Douglas A. McIntyre is the co-founder, chief executive officer and editor in chief of 24/7 Wall St. and 24/7 Tempo. He has held these jobs since 2006.

McIntyre has written thousands of articles for 24/7 Wall St. He is an expert on corporate finance, the automotive industry, media companies and international finance. He has edited articles on national demographics, sports, personal income and travel.

His work has been quoted or mentioned in The New York Times, The Wall Street Journal, Los Angeles Times, The Washington Post, NBC News, Time, The New Yorker, HuffPost USA Today, Business Insider, Yahoo, AOL, MarketWatch, The Atlantic, Bloomberg, New York Post, Chicago Tribune, Forbes, The Guardian and many other major publications. McIntyre has been a guest on CNBC, the BBC and television and radio stations across the country.

A magna cum laude graduate of Harvard College, McIntyre also was president of The Harvard Advocate. Founded in 1866, the Advocate is the oldest college publication in the United States.

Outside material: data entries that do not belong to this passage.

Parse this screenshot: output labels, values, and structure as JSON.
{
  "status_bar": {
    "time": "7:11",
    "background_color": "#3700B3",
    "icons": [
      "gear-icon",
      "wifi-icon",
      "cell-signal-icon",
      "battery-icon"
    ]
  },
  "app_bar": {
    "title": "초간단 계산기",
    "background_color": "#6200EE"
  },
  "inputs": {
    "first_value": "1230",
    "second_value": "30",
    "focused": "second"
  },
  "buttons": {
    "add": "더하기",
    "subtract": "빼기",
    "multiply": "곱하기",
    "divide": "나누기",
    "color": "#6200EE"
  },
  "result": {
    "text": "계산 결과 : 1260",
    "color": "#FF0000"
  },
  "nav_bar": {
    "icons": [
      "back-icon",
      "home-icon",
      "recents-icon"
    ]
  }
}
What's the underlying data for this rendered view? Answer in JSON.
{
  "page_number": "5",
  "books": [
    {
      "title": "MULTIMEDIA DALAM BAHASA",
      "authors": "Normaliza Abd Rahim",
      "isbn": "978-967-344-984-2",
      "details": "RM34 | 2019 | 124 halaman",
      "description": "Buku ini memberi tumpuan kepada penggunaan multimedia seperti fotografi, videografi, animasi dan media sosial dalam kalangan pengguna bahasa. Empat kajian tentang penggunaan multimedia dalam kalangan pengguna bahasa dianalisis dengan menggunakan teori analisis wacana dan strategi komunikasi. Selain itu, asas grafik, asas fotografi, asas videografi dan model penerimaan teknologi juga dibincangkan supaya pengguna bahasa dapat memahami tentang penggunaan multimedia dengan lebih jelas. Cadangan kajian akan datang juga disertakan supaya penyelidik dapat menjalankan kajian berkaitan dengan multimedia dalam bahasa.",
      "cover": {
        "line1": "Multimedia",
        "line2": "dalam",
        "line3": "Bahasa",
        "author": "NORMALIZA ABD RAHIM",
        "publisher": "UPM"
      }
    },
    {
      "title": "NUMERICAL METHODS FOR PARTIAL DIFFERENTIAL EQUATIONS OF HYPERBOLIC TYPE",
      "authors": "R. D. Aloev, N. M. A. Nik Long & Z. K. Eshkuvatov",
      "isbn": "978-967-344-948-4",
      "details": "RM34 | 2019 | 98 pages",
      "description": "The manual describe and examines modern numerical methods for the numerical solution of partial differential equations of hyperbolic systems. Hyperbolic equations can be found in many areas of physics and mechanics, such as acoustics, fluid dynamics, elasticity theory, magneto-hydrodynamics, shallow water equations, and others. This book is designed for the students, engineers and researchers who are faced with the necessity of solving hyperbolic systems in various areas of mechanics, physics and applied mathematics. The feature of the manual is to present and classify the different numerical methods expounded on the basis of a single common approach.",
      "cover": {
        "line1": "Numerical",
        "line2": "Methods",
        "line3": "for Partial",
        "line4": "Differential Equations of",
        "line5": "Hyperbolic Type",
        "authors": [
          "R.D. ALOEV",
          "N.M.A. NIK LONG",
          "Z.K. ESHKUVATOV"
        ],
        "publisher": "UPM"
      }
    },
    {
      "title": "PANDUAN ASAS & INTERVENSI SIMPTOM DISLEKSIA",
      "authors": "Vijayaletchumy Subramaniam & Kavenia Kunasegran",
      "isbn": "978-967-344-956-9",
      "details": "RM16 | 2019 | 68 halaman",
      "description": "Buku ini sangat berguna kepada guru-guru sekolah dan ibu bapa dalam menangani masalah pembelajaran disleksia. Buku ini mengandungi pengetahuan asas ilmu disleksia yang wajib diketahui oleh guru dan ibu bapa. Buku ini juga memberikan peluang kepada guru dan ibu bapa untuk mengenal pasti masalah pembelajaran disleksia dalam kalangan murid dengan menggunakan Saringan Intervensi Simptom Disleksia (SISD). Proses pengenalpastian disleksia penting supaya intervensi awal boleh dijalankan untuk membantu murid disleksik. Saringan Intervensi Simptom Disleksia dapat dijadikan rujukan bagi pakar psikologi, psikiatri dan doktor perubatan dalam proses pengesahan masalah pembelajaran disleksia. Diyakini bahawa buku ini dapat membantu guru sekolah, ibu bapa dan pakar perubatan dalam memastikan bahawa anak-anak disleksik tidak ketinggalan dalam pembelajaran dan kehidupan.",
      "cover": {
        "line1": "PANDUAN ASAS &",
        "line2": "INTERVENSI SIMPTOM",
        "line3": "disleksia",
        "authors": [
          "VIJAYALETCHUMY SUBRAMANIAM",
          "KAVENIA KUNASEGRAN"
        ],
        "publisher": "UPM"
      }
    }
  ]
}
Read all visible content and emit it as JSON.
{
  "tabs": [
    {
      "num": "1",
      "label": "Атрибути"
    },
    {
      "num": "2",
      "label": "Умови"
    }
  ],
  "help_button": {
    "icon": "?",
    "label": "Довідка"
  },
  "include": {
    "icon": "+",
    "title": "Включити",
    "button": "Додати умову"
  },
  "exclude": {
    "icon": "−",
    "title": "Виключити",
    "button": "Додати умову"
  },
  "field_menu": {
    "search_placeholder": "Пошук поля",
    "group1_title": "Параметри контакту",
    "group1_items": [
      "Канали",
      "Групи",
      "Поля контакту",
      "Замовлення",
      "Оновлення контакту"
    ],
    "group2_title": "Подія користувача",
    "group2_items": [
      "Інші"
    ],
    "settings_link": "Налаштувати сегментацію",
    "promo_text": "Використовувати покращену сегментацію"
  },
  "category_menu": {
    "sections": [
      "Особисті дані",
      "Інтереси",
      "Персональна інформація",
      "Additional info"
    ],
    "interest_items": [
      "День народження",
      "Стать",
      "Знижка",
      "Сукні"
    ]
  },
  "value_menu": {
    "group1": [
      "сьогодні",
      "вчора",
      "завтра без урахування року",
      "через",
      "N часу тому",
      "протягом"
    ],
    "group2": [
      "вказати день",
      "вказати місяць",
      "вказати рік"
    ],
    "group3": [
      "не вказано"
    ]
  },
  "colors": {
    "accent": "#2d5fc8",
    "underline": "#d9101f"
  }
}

TheStreet.com, Comps.com and Edgar Online are some of the public companies for which McIntyre served on the board of directors. He was a Vicinity Corporation board member when the company was sold to Microsoft in 2002. He served on the audit committees of some of these companies.

McIntyre has been the CEO of FutureSource, a provider of trading terminals and news to commodities and futures traders. He was president of Switchboard, the online phone directory company. He served as chairman and CEO of On2 Technologies, the video compression company that provided video compression software for Adobe’s Flash. Google bought On2 in 2009.